I had an exceptionally crap week last week, it was the triple header of the supreme slugishness of mid-february and stupid valentine's day and my hormones gone into a gruesome downward spiral. It took every ounce of fortitude not to spend every day until April hiding under my bed.
Bright spots on the horizon, P and M will be here in March. Skiing tomorrow on the sweet rock sulphur mountain. Days are longer, stars are brighter. It's a push pull, it's a pull push.
Next weekend will mark the year anniversary of my decision to leave. A hasty decision, as they always nearly are. A heated moment, followed by a shining moment of clarity. Maybe. Maybe I think what the fuck was I thinking. I close my eyes for a moment and let a year slip by, tennis games and Marin, and golden gate park and dinners out and emergency rooms, a couple of surgeries and landscapes and traffic, my beloveds, all of my old friends, old loves, old rooms, pieces of my life left on the corner of Haight and Ashbury to be scavenged and discarded, night blooming jasmine on forgotten walks home, drunk in long closed dive bars, peace on a ferry, dancing with the gays, falling in love in neighborhoods, getting heartbroken on street corners, beds I have slept in as the fog rolled in, my poor beleaguered ficus tree.
My hands blackened by newsprint as I set about undoing a life. The ruthlessness of packing, where you thought you ought to be gentle, fatigue and frustration and straight up grief cause you to thrust things in boxes or tossed without a second thought onto the trash pile. The sidewalk pile.

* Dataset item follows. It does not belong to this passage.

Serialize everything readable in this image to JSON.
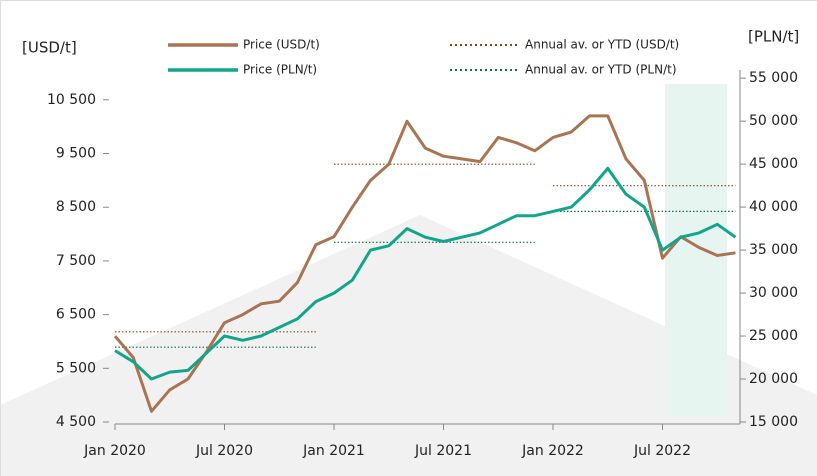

I think I have had maybe three thoughts about my apartment since I left it. One would think that after a decade, that there would be something, but I don't seem to be able to muster any nostalgia (was it time, I think it was time) Though I can summon the rooms with little trouble, I can walk through them in the drifting between sleep and dream. Sometimes it's startling, I was eating out the other night and suddenly I was at All You Knead, and suddenly I was eating chicken parmesan seven months earlier with a book I had long finished, but felt the uneven booth beneath me and heard the regular sounds of Haight Street, watched the fog bluster down the victorian canyons, paid my check and rose to leave, three steps through the gate, first door on your left....
That's where it ends. Though I could tell you the rest, the long walk down the hall to the bathtub, the ritual of lowering the blinds, howI never played the music loud out of courtesy to the neighbors I never really knew.
I still don't. Play the music loud, that it is. Even though here on my isolated corner, I've got a school behind me, the street to left, my elderly spying Chinese neighbors across the street and a girl my age to my right. And I have a lawn that needs to be raked, but that is beside the point.
So a year later, after all the execution of so much change, with so much familiar laid at the guillotine, with so many simplistic hangings of things that were dear to me in the name of change, which our politicians tout as some sweet necter, but I can tell you that I am adamantly not fooled. This kind of massive change sets you up for nought but grappling in an unfamiliar dark, the moon and the stars have shifted in the northern skies and you struggle for a fucking toehold and it's cold, people here speak a strange northwestern tongue and I miss the ocean like I miss the better parts of my californian soul.
Rash decisions aside. Here I am for better or for worse, and I am just optimistic enough to believe the former. And if you saw my house you would probably concur, it's not by any means perfect, but for what I could afford, snow white and her team of dwarve architects couldn't have given any better.
I am still not sorry I left. I love you San Francisco and all the friends and the memories that you hold. I have been bereft and achy without you, I fumble along this unfamiliar territory, or rather should I say I bob, in hopes of clement seas, in hope, that is all. Except that it's not.